Über Woody Allens Büro, einen Boxtreffer von Norman Mailer, Montauk und Long Island, seinen Lieblingstext von Goethe und seine Lieblingsinszenierung von Thalheimer

 

Sven Kuntze, Jahrgang 1942, gehört zu einer vermutlich schwindenden Journalistenriege im Fernsehen: unbestechlich, souverän, gebildet – und dennoch mit bemerkenswerter Distanz und Selbstironie zum eigenen Tun. Direkt nach dem Soziologie-Studium ging er zur ARD, wo er zum Allrounder-Journalist wurde. Von 1991 bis 1994 arbeitete er dann als Korrespondent in New York, von 1994 bis 1999 moderierte Kuntze das ARD-Morgenmagazin. Zuletzt war er im ARD-Hauptstadtstudio und nahm 2007 den Ruhestand, der dann doch kein richtiger wurde. Für seine inzwischen zum Kult aufgestiegene Reportage „Alt sein auf Probe“, für die er 2008 zwei Monate in ein Altenheim zog, erhielt er den Deutschen Fernsehpreis. Lichtjahre entfernt vom Hang unserer Gesellschaft zu Jugendwahn und Glamour blieb auch Kuntzes Produktion „Gut sein auf Probe“, die im Mai dieses Jahres zur besten Sendezeit in der ARD lief. Für die Produktion anlässlich der Themenwoche „Ist doch Ehrensache!“ war er an der Seite Todkranker in einem Hospiz, half in einem Obdachlosentreffpunkt und versuchte sich als Leih-Opa.
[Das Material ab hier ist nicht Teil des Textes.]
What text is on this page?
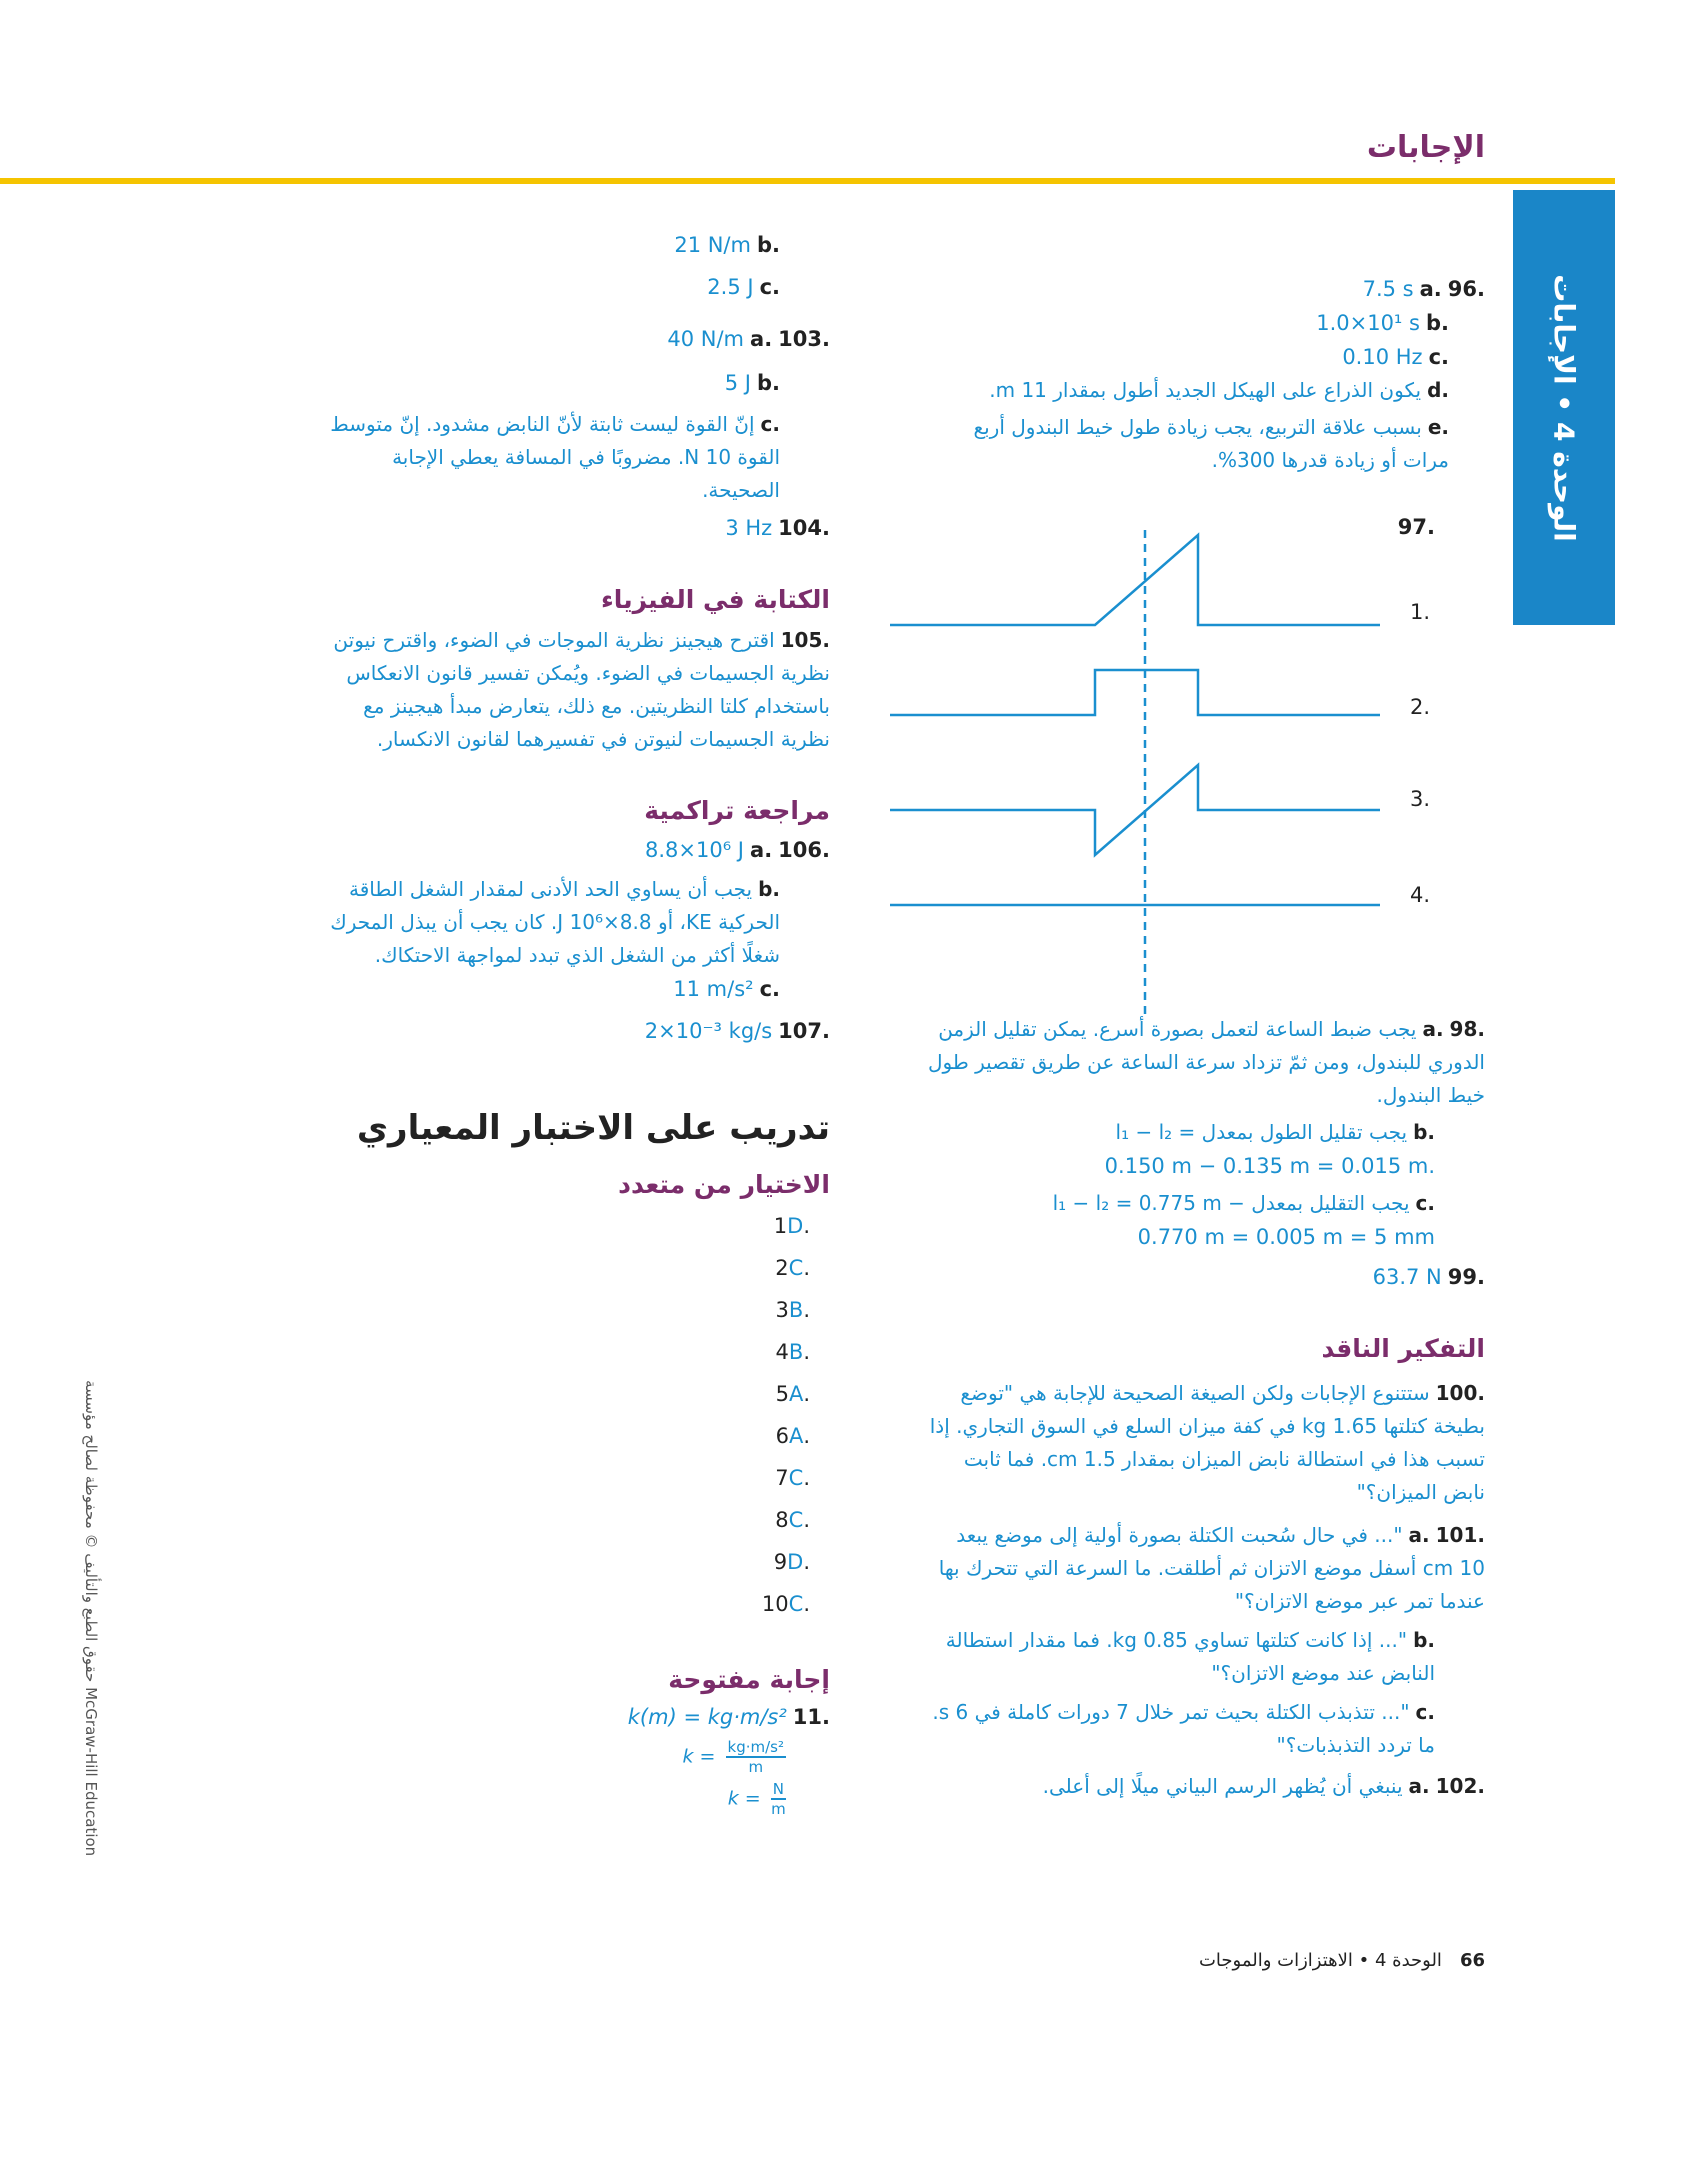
الإجابات
الوحدة 4 • الإجابات
McGraw-Hill Education حقوق الطبع والتأليف © محفوظة لصالح مؤسسة
.96.a7.5 s
.b1.0×10¹ s
.c0.10 Hz
.dيكون الذراع على الهيكل الجديد أطول بمقدار 11 m.
.eبسبب علاقة التربيع، يجب زيادة طول خيط البندول أربع مرات أو زيادة قدرها 300%.
.97
.1
.2
.3
.4
.98.aيجب ضبط الساعة لتعمل بصورة أسرع. يمكن تقليل الزمن الدوري للبندول، ومن ثمّ تزداد سرعة الساعة عن طريق تقصير طول خيط البندول.
.bيجب تقليل الطول بمعدل l₁ − l₂ =
0.150 m − 0.135 m = 0.015 m.
.cيجب التقليل بمعدل l₁ − l₂ = 0.775 m −
0.770 m = 0.005 m = 5 mm
.9963.7 N
التفكير الناقد
.100ستتنوع الإجابات ولكن الصيغة الصحيحة للإجابة هي "توضع بطيخة كتلتها 1.65 kg في كفة ميزان السلع في السوق التجاري. إذا تسبب هذا في استطالة نابض الميزان بمقدار 1.5 cm. فما ثابت نابض الميزان؟"
.101.a"... في حال سُحبت الكتلة بصورة أولية إلى موضع يبعد 10 cm أسفل موضع الاتزان ثم أطلقت. ما السرعة التي تتحرك بها عندما تمر عبر موضع الاتزان؟"
.b"... إذا كانت كتلتها تساوي 0.85 kg. فما مقدار استطالة النابض عند موضع الاتزان؟"
.c"... تتذبذب الكتلة بحيث تمر خلال 7 دورات كاملة في 6 s. ما تردد التذبذبات؟"
.102.aينبغي أن يُظهر الرسم البياني ميلًا إلى أعلى.
66الوحدة 4 • الاهتزازات والموجات
.b21 N/m
.c2.5 J
.103.a40 N/m
.b5 J
.cإنّ القوة ليست ثابتة لأنّ النابض مشدود. إنّ متوسط القوة 10 N. مضروبًا في المسافة يعطي الإجابة الصحيحة.
.1043 Hz
الكتابة في الفيزياء
.105اقترح هيجينز نظرية الموجات في الضوء، واقترح نيوتن نظرية الجسيمات في الضوء. ويُمكن تفسير قانون الانعكاس باستخدام كلتا النظريتين. مع ذلك، يتعارض مبدأ هيجينز مع نظرية الجسيمات لنيوتن في تفسيرهما لقانون الانكسار.
مراجعة تراكمية
.106.a8.8×10⁶ J
.bيجب أن يساوي الحد الأدنى لمقدار الشغل الطاقة الحركية KE، أو 8.8×10⁶ J. كان يجب أن يبذل المحرك شغلًا أكثر من الشغل الذي تبدد لمواجهة الاحتكاك.
.c11 m/s²
.1072×10⁻³ kg/s
تدريب على الاختبار المعياري
الاختيار من متعدد
.1D
.2C
.3B
.4B
.5A
.6A
.7C
.8C
.9D
.10C
إجابة مفتوحة
.11k(m) = kg·m/s²
$k = \frac{\text{kg·m/s²}}{m}$
$k = \frac{N}{m}$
Nach einer Veranstaltung des Presse-Monitorings in Berlin, die Sven Kuntze gewohnt trocken moderierte, fragten wir ihn knapp, ob er bei unserer Interviewreihe dabei ist – und er war es. Aber vorher bestellte er uns noch ein Glas Weißwein.

Frühstücksfernsehen kann ziemlich nerven...

Hat mich nie genervt. Es war ein Jungbrunnen – auch für die Zuschauer.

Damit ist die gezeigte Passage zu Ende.